At around that time, the Trump administration also withheld military aid from Ukraine, and Ukraine was working to secure a meeting between Zelensky and Trump.
Testimony by current and former US government officials in Fall 2019 fleshed out a narrative about how officials affiliated with the Trump Administration — including his personal lawyer Rudy Giuliani and EU ambassador Gordon Sondland — urged Ukraine to conduct that investigation, as well as one into the debunked theory that Ukraine interfered in the 2016 election.

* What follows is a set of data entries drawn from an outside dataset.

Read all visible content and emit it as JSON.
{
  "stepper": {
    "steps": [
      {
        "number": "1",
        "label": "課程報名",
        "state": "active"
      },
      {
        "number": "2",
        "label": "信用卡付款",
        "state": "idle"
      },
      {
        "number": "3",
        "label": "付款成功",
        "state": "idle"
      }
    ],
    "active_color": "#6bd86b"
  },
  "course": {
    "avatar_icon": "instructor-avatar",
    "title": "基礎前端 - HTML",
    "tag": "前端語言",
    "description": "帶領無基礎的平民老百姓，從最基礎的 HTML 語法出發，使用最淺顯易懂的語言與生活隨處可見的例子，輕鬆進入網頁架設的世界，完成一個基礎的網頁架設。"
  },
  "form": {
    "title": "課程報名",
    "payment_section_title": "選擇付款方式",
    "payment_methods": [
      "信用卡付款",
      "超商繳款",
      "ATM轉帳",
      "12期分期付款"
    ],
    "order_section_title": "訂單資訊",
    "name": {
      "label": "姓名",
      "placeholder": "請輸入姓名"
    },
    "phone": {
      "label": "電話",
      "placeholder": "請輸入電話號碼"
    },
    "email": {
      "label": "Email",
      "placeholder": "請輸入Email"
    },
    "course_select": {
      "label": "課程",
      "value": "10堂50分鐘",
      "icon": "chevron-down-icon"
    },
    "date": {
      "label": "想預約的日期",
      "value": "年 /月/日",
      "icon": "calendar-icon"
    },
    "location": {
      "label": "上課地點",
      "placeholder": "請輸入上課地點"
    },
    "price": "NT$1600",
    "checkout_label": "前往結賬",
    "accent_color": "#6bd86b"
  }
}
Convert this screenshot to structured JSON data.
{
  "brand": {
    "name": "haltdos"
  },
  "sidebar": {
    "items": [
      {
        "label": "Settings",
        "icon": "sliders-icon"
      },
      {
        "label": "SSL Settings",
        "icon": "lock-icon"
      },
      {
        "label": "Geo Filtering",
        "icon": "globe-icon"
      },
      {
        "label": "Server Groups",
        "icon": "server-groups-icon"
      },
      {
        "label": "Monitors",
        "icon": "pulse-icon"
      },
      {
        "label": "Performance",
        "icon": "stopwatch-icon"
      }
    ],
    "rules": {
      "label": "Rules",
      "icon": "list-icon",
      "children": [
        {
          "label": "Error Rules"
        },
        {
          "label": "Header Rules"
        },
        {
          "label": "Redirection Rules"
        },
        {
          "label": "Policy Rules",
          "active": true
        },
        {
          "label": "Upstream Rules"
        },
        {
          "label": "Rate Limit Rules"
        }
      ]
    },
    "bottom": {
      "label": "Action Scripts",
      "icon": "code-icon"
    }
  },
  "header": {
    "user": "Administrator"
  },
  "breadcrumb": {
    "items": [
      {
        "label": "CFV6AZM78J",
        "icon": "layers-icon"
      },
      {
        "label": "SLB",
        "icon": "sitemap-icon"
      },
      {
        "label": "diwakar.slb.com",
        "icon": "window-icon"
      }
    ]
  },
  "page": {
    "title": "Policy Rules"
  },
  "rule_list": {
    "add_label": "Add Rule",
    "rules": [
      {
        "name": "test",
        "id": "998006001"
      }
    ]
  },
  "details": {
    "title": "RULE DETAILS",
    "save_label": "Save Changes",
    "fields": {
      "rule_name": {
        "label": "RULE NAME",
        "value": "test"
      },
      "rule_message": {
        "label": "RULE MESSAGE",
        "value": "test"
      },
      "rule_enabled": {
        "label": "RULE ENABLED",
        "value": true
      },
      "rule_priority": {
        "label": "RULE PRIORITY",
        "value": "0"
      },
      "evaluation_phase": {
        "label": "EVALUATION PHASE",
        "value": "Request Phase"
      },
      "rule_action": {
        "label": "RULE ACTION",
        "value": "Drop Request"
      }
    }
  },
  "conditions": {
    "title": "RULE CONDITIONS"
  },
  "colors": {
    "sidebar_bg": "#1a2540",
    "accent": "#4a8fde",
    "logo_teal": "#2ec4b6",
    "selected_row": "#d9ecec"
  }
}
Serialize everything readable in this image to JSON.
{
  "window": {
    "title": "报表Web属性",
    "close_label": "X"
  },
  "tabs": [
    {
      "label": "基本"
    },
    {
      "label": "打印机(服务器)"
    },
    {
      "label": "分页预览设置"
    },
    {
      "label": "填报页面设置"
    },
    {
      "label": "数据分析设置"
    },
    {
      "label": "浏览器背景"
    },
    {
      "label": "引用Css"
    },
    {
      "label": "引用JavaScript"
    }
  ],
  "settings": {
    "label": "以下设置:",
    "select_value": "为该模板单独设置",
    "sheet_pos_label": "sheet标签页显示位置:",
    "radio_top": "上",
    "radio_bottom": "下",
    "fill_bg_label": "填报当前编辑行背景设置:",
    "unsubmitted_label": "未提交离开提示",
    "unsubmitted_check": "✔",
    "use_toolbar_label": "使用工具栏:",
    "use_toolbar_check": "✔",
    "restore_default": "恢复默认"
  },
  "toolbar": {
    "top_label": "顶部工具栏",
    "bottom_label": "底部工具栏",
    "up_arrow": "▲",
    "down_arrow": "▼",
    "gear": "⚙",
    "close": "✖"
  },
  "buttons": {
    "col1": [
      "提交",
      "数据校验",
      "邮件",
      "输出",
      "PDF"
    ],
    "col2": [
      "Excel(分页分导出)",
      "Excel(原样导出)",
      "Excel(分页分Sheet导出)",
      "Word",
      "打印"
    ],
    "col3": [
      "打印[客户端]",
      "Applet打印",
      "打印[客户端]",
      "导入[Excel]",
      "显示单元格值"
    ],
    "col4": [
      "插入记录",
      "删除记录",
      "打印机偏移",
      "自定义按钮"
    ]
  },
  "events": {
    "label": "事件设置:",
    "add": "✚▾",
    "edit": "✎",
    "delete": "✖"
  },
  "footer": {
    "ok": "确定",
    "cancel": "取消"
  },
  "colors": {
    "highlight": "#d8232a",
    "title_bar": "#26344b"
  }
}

The Democrat-led House Judiciary Committee, in outlining its case against the President, said that Trump had "betrayed the nation by abusing his high office to enlist a foreign power in corrupting democratic elections," and tried to interfere with Congress' Constitutionally protected power to impeach a President. The legislators also argue that Trump's misconduct continued during the impeachment inquiry. They allege that he attempted to interfere with the investigation by ordering Executive Branch officials not to comply with Congressional subpoenas for testimony and documents.
Trump became the third president in US history on 5 February, 2020, to be impeached by the US House and then acquitted by the Senate.
His acquittal came on a near party-line vote, reinforcing divisions at the end of a bitterly partisan process. The Senate voted 52-48 to acquit Trump on abuse of power and 53-47 to acquit him on obstruction of Congress; Senator Mitt Romney, a Republican from Utah, was the only senator of either party to break ranks, voting to convict Trump on the abuse of power charge.
Many of the Republican senators who voted to acquit Trump said the final verdict should be left up to the voters at the ballot box in 2020. It's still an open question whether the impeachment process will help or hurt Trump at the polls.
Trump and some of his associates say that impeachment could benefit him politically by mobilizing his base, while others have argued that the proceedings will contribute to the aura of chaos around his administration. Tad Devine, a strategist for Al Gore, previously told the LA Times that he believes that, although many people think Bill Clinton's impeachment helped the Democrats, it actually boosted Republicans into the White House.
Immediately after the acquittal, Trump's campaign was projecting extreme confidence.
"Since the President's campaign only got bigger and stronger as a result of this nonsense," Trump's campaign manager Brad Parscale said in a statement after the conclusion of the trial, "this impeachment hoax will go down as the worst miscalculation in American political history."